What does DataAccessor do in tfx?

326 Views Asked by At

I'm reading the tfx tutorials, which all uses the DataAccessor to load data. The code looks something like this:

  return data_accessor.tf_dataset_factory(
      file_pattern,
      tfxio.TensorFlowDatasetOptions(
          batch_size=batch_size, label_key=_LABEL_KEY),
      schema=schema).repeat()

This makes sense at a highlevel for the tutorials but I can't find relevant documentations when I dug deeper. The tf_dataset_factory function take a tfxio.TensorFlowDatasetOptions argument and so from the args description I'm deducing that class has some type of effect similar to:

dataset = tfds.load() # load data
dataset = dataset.batch(batch_size) # batch data
dataset = dataset.shuffle() # shuffle data
dataset = dataset.prefetch() # prefetch data

But it's not clear to me in what order this is applied (if it matters) and how I can manipulate the dataset in details.
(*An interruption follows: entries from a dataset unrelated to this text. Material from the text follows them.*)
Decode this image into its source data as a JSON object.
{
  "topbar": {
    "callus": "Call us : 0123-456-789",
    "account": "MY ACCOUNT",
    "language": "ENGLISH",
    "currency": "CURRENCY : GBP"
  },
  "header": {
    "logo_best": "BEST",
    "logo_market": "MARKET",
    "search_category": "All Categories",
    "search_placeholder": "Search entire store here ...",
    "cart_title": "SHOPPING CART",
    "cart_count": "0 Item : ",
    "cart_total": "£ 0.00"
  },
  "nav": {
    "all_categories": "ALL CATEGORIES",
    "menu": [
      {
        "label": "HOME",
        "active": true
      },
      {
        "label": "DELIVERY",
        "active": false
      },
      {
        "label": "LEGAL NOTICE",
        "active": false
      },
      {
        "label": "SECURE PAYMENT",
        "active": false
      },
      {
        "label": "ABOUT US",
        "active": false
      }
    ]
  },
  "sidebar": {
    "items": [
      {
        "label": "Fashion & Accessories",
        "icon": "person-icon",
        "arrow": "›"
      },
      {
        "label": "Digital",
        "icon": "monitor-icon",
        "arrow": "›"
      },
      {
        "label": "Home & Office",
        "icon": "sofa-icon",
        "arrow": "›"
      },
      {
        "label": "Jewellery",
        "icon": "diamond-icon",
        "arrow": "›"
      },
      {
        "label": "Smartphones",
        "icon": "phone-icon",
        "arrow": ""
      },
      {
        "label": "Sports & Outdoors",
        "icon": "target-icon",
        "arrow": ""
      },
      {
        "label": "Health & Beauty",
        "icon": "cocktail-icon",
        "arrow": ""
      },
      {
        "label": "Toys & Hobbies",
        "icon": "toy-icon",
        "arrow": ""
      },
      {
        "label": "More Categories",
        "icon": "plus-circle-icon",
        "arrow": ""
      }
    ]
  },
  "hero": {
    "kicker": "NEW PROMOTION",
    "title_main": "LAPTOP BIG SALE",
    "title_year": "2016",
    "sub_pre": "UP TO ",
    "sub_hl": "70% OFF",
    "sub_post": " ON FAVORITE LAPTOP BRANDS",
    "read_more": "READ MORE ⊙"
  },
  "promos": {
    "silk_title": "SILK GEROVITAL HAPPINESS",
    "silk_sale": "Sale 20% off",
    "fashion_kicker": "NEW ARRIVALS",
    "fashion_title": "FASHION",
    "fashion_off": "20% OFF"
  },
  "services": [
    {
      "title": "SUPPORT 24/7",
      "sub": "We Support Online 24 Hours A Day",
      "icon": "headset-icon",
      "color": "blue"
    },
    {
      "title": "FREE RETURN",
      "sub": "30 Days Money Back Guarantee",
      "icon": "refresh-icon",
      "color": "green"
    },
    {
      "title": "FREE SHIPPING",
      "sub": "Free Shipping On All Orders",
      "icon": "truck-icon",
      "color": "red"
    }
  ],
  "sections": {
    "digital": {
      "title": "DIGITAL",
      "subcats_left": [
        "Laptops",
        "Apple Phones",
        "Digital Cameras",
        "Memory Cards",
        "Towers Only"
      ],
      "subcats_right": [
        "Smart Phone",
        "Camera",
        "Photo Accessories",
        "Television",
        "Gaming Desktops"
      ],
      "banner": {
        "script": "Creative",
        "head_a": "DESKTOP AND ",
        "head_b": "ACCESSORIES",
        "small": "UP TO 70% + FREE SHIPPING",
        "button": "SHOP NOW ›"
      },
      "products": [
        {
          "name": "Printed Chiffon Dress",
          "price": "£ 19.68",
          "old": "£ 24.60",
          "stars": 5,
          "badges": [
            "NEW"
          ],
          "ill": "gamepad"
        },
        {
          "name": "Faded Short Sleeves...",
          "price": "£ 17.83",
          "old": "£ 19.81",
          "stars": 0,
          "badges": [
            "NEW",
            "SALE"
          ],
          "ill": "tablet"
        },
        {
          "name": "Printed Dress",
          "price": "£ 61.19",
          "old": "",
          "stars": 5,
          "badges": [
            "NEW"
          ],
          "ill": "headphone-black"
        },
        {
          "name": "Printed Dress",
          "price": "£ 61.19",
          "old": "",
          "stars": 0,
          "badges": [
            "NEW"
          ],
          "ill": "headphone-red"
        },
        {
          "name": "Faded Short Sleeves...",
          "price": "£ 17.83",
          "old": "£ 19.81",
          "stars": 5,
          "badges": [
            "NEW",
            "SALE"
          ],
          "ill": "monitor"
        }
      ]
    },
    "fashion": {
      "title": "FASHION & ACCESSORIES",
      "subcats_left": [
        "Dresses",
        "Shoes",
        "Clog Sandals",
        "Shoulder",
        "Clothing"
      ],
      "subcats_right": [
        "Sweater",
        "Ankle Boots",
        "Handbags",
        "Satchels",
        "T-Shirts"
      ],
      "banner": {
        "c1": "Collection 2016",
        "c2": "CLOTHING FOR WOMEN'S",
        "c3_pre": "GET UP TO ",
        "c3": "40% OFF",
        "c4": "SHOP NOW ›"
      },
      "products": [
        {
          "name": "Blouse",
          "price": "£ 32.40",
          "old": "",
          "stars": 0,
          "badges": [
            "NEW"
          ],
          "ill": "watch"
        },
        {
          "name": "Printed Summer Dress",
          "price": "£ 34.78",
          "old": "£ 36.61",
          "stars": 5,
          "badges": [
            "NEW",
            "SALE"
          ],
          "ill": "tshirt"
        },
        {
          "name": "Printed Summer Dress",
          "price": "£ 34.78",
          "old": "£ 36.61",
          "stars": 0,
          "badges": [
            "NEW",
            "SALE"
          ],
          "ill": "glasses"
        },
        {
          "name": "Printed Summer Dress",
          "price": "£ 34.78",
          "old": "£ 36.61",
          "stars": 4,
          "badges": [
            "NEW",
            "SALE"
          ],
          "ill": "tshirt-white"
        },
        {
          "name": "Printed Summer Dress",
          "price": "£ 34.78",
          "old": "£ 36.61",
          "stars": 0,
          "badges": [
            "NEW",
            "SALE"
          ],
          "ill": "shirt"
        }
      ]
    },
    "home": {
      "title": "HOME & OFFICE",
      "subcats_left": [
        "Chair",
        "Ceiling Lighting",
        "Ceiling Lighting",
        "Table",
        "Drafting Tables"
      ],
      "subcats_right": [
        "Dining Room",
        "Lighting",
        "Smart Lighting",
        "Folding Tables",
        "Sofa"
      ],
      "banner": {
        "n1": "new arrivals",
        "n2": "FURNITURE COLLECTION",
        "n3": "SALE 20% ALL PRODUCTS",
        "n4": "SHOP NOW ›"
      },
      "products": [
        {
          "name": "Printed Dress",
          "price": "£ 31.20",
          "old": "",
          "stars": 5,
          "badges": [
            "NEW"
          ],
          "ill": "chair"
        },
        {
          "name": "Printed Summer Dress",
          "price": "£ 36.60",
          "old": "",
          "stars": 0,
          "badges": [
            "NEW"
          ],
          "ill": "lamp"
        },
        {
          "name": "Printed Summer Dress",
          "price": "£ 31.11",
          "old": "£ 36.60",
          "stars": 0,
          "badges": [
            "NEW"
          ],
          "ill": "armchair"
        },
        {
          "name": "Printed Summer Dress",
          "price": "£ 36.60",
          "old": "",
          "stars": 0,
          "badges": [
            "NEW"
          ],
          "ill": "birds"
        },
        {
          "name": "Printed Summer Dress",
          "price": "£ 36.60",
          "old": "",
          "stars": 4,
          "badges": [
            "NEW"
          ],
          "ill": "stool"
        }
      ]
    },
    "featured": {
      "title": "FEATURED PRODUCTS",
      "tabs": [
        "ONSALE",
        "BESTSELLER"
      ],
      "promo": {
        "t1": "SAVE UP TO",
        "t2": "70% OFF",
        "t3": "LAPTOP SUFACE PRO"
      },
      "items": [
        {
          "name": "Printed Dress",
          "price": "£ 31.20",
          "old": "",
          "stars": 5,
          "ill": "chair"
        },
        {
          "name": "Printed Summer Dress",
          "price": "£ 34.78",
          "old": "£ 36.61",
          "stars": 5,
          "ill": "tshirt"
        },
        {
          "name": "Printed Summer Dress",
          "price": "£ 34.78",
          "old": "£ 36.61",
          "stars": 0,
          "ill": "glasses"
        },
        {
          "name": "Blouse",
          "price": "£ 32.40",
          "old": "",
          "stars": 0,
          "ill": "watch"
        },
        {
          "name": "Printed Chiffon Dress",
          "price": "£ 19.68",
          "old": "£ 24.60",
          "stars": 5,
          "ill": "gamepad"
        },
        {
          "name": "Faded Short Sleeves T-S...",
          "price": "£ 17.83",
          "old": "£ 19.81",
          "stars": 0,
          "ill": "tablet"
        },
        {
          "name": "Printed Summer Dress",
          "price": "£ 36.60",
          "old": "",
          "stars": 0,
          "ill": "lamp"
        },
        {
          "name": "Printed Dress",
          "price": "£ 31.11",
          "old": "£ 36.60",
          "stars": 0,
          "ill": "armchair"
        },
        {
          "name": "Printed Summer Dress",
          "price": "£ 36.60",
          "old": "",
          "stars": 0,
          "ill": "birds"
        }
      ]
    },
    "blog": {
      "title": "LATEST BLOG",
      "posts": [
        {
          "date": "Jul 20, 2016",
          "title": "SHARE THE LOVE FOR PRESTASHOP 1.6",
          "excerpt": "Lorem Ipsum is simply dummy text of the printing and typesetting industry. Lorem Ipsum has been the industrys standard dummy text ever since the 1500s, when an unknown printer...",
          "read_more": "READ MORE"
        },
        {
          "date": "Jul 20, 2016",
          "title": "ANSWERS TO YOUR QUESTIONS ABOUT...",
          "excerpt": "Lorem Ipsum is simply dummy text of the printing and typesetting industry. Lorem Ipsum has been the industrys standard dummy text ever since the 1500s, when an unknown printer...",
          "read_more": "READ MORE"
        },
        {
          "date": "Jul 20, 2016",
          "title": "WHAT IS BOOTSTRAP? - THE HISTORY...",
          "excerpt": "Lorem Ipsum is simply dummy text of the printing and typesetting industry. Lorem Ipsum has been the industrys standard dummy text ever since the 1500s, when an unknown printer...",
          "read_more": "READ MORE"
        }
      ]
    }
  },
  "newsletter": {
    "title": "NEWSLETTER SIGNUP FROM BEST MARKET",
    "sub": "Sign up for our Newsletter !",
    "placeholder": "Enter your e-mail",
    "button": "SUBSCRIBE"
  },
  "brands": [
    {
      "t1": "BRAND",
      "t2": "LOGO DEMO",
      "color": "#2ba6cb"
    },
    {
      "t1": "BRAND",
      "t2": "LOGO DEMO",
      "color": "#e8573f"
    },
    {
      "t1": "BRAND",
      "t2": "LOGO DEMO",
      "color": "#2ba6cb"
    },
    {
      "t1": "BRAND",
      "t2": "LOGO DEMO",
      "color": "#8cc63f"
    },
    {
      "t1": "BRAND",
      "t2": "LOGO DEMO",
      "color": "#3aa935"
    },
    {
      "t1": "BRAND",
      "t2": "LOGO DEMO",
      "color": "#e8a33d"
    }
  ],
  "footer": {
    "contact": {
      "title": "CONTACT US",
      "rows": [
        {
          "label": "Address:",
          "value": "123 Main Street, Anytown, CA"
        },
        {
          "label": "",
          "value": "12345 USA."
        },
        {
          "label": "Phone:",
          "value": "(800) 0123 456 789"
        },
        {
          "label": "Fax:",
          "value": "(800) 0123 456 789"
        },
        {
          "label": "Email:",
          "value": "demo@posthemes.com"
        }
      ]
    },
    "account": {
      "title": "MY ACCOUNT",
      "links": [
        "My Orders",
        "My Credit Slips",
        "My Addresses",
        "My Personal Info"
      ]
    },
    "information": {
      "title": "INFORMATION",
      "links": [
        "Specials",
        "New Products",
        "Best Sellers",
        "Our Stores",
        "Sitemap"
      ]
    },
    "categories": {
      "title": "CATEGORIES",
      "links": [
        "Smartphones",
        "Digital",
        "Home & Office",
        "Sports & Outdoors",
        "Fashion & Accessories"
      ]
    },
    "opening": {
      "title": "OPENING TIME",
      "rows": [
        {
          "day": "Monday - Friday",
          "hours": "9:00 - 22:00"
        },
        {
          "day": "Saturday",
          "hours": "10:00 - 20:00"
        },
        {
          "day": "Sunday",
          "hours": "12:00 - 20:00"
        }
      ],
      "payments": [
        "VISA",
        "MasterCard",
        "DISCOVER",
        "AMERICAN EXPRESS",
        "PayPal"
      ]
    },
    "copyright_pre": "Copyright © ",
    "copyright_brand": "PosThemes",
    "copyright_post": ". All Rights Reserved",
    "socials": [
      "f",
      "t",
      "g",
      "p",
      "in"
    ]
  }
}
For example, I want to apply Dataset.cache() but it's not clear to me whether if applying cache() after the tf_dataset_factory makes sense.

Another example of what I don't understand is whether if DataAccessor has predefined distributed training support. i.e. do I need to multiply batch_size by strategy.num_replicas_in_sync? Because the distributed training tutorials makes a clear statement on doing that but the tfx tutorials don't even mention it, so to me it's a 50/50 whether if the num_replicas_in_sync is already compensated for.
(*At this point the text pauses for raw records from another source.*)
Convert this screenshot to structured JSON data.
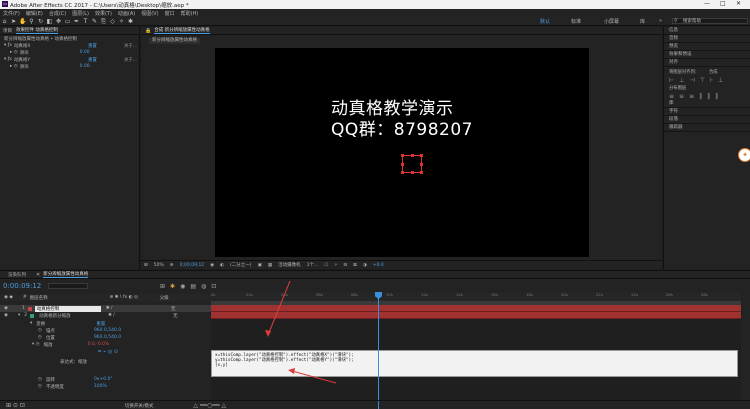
{
  "titlebar": {
    "logo": "Ae",
    "title": "Adobe After Effects CC 2017 - C:\\Users\\动真格\\Desktop\\缩放.aep *",
    "minimize": "—",
    "maximize": "□",
    "close": "✕"
  },
  "menu": [
    "文件(F)",
    "编辑(E)",
    "合成(C)",
    "图层(L)",
    "效果(T)",
    "动画(A)",
    "视图(V)",
    "窗口",
    "帮助(H)"
  ],
  "workspaces": {
    "default": "默认",
    "standard": "标准",
    "small_screen": "小屏幕",
    "libraries": "库",
    "overflow": "»",
    "search_placeholder": "搜索帮助"
  },
  "effect_controls": {
    "tabs": [
      "项目",
      "效果控件 动真格控制"
    ],
    "subtitle": "新分辨缩放属性动真格 • 动真格控制",
    "items": [
      {
        "name": "动真格X",
        "reset": "重置",
        "about": "关于..."
      },
      {
        "name": "滑块",
        "value": "0.00"
      },
      {
        "name": "动真格Y",
        "reset": "重置",
        "about": "关于..."
      },
      {
        "name": "滑块",
        "value": "0.00"
      }
    ]
  },
  "composition": {
    "tab_label": "合成 新分辨缩放属性动真格",
    "sub_tab": "新分辨缩放属性动真格",
    "overlay_line1": "动真格教学演示",
    "overlay_line2": "QQ群：8798207",
    "zoom": "50%",
    "timecode": "0;00;09;12",
    "resolution": "(二分之一)",
    "camera": "活动摄像机",
    "views": "1个...",
    "exposure": "+0.0"
  },
  "right_panels": [
    "信息",
    "音频",
    "预览",
    "效果和预设",
    "对齐",
    "库",
    "字符",
    "段落",
    "跟踪器"
  ],
  "align": {
    "label": "将图层对齐到：",
    "target": "合成",
    "distribute": "分布图层"
  },
  "timeline": {
    "tabs": [
      "渲染队列",
      "新分辨缩放属性动真格"
    ],
    "timecode": "0:00:09:12",
    "col_source": "图层名称",
    "col_mode": "父级",
    "ruler": [
      "0s",
      "02s",
      "04s",
      "06s",
      "08s",
      "10s",
      "12s",
      "14s",
      "16s",
      "18s",
      "20s",
      "22s",
      "24s",
      "26s",
      "28s"
    ],
    "layers": [
      {
        "num": "1",
        "name": "动真格控制",
        "parent": "无",
        "color": "#c24848"
      },
      {
        "num": "2",
        "name": "动真格新分缩放",
        "parent": "无",
        "color": "#2aa27a"
      }
    ],
    "transform": "变换",
    "transform_reset": "重置",
    "props": [
      {
        "name": "锚点",
        "value": "960.0,540.0"
      },
      {
        "name": "位置",
        "value": "960.0,540.0"
      },
      {
        "name": "缩放",
        "value": "0.0,-0.0%"
      },
      {
        "name": "表达式：缩放"
      },
      {
        "name": "旋转",
        "value": "0x+0.0°"
      },
      {
        "name": "不透明度",
        "value": "100%"
      }
    ],
    "expression_lines": [
      "x=thisComp.layer(\"动真格控制\").effect(\"动真格X\")(\"滑块\");",
      "y=thisComp.layer(\"动真格控制\").effect(\"动真格Y\")(\"滑块\");",
      "[x,y]"
    ],
    "footer": "切换开关/模式"
  }
}
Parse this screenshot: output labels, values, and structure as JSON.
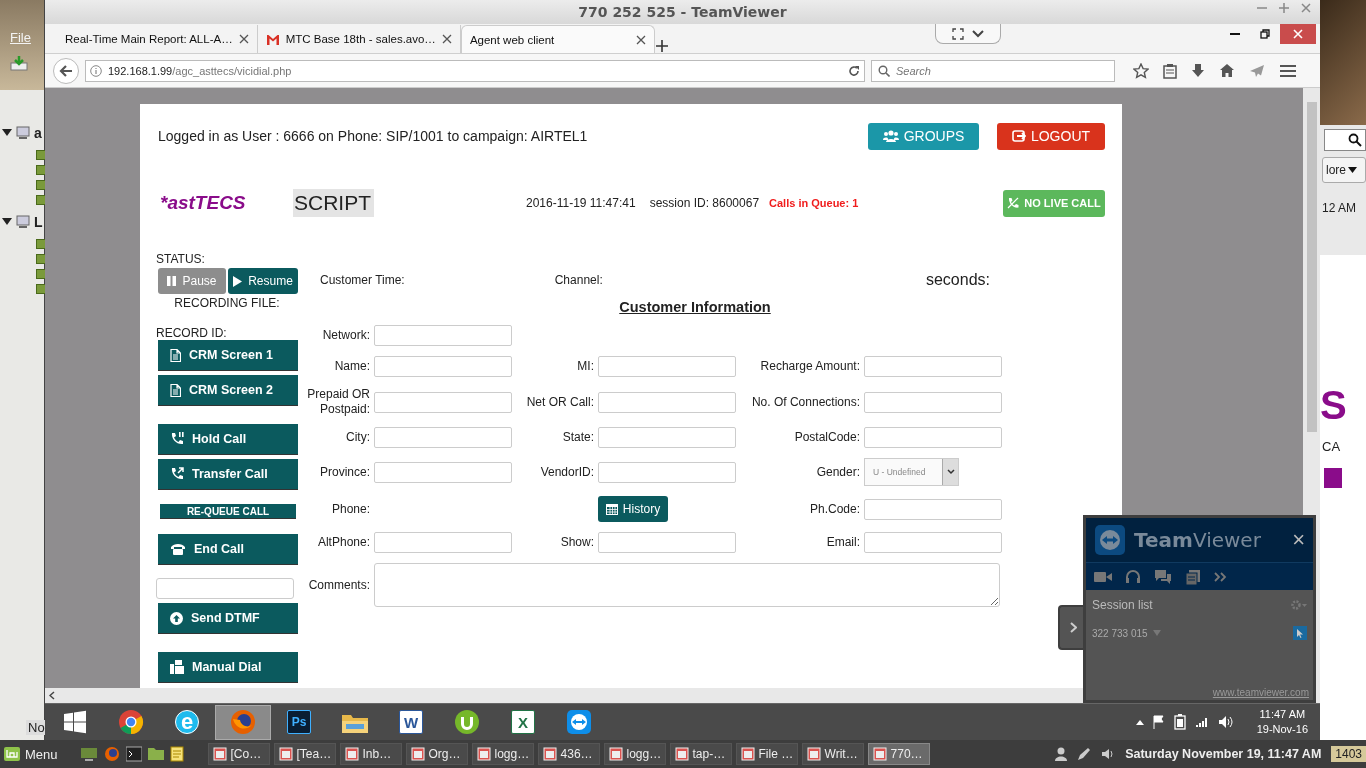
{
  "desktop_left": {
    "menu": "File",
    "tree_items": [
      {
        "label": "a",
        "expanded": true
      },
      {
        "label": "L",
        "expanded": true
      }
    ],
    "status_text": "No"
  },
  "desktop_right": {
    "more_button": "lore",
    "time": "12 AM",
    "heading_fragment": "S",
    "text_fragment": "CA"
  },
  "teamviewer_window": {
    "title": "770 252 525 - TeamViewer"
  },
  "browser": {
    "tabs": [
      {
        "label": "Real-Time Main Report: ALL-A…",
        "selected": false,
        "kind": "plain"
      },
      {
        "label": "MTC Base 18th - sales.avo…",
        "selected": false,
        "kind": "mail"
      },
      {
        "label": "Agent web client",
        "selected": true,
        "kind": "plain"
      }
    ],
    "url_host": "192.168.1.99",
    "url_path": "/agc_asttecs/vicidial.php",
    "search": {
      "placeholder": "Search"
    }
  },
  "agent": {
    "login_info": "Logged in as User : 6666 on Phone: SIP/1001  to campaign: AIRTEL1",
    "groups_button": "GROUPS",
    "logout_button": "LOGOUT",
    "logo": "*astTECS",
    "script_tab": "SCRIPT",
    "datetime": "2016-11-19 11:47:41",
    "session": "session ID: 8600067",
    "queue": "Calls in Queue: 1",
    "live_call_button": "NO LIVE CALL",
    "status_label": "STATUS:",
    "pause": {
      "label": "Pause",
      "disabled": true
    },
    "resume": {
      "label": "Resume",
      "disabled": false
    },
    "recording_file": "RECORDING FILE:",
    "record_id": "RECORD ID:",
    "side_controls": [
      {
        "kind": "document",
        "label": "CRM Screen 1"
      },
      {
        "kind": "document",
        "label": "CRM Screen 2"
      },
      {
        "kind": "hold",
        "label": "Hold Call"
      },
      {
        "kind": "transfer",
        "label": "Transfer Call"
      },
      {
        "kind": "small",
        "label": "RE-QUEUE CALL"
      },
      {
        "kind": "phone",
        "label": "End Call"
      },
      {
        "kind": "field"
      },
      {
        "kind": "upload",
        "label": "Send DTMF"
      },
      {
        "kind": "dial",
        "label": "Manual Dial"
      }
    ],
    "customer_time": "Customer Time:",
    "channel": "Channel:",
    "seconds": "seconds:",
    "section_title": "Customer Information",
    "form_rows": [
      {
        "left": {
          "label": "Network:",
          "kind": "input"
        }
      },
      {
        "left": {
          "label": "Name:",
          "kind": "input"
        },
        "middle": {
          "label": "MI:",
          "kind": "input"
        },
        "right": {
          "label": "Recharge Amount:",
          "kind": "input"
        }
      },
      {
        "left": {
          "label": "Prepaid OR Postpaid:",
          "kind": "input"
        },
        "middle": {
          "label": "Net OR Call:",
          "kind": "input"
        },
        "right": {
          "label": "No. Of Connections:",
          "kind": "input"
        }
      },
      {
        "left": {
          "label": "City:",
          "kind": "input"
        },
        "middle": {
          "label": "State:",
          "kind": "input"
        },
        "right": {
          "label": "PostalCode:",
          "kind": "input"
        }
      },
      {
        "left": {
          "label": "Province:",
          "kind": "input"
        },
        "middle": {
          "label": "VendorID:",
          "kind": "input"
        },
        "right": {
          "label": "Gender:",
          "kind": "select",
          "value": "U - Undefined"
        }
      },
      {
        "left": {
          "label": "Phone:",
          "kind": "label_only"
        },
        "middle": {
          "kind": "button",
          "button": "History"
        },
        "right": {
          "label": "Ph.Code:",
          "kind": "input"
        }
      },
      {
        "left": {
          "label": "AltPhone:",
          "kind": "input"
        },
        "middle": {
          "label": "Show:",
          "kind": "input"
        },
        "right": {
          "label": "Email:",
          "kind": "input"
        }
      }
    ],
    "comments_label": "Comments:"
  },
  "windows_taskbar": {
    "apps": [
      {
        "kind": "start",
        "selected": false
      },
      {
        "kind": "chrome",
        "selected": false
      },
      {
        "kind": "ie",
        "label": "e",
        "selected": false
      },
      {
        "kind": "firefox",
        "selected": true
      },
      {
        "kind": "photoshop",
        "label": "Ps",
        "selected": false
      },
      {
        "kind": "explorer",
        "selected": false
      },
      {
        "kind": "word",
        "label": "W",
        "selected": false
      },
      {
        "kind": "utorrent",
        "selected": false
      },
      {
        "kind": "excel",
        "label": "X",
        "selected": false
      },
      {
        "kind": "teamviewer",
        "selected": false
      }
    ],
    "time": "11:47 AM",
    "date": "19-Nov-16"
  },
  "teamviewer_panel": {
    "title": "**Team**Viewer",
    "close": "×",
    "section": "Session list",
    "session_id": "322 733 015",
    "link": "www.teamviewer.com"
  },
  "linux_panel": {
    "menu": "Menu",
    "tasks": [
      {
        "label": "[Co…",
        "selected": false
      },
      {
        "label": "[Tea…",
        "selected": false
      },
      {
        "label": "Inb…",
        "selected": false
      },
      {
        "label": "Org…",
        "selected": false
      },
      {
        "label": "logg…",
        "selected": false
      },
      {
        "label": "436…",
        "selected": false
      },
      {
        "label": "logg…",
        "selected": false
      },
      {
        "label": "tap-…",
        "selected": false
      },
      {
        "label": "File …",
        "selected": false
      },
      {
        "label": "Writ…",
        "selected": false
      },
      {
        "label": "770…",
        "selected": true
      }
    ],
    "clock": "Saturday November 19, 11:47 AM",
    "counter": "1403"
  }
}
Wondering if anyone else are in the same shoes or have better ideas?

1

There are 1 best solutions below

0
On

Looking through the documentations, DataAccessor seems to be a utility wrapper around a tf.data.Dataset factory. The object that is returned is an instance of tf.data.Dataset - so any subsequent methods that apply to a normal Dataset object are valid here too.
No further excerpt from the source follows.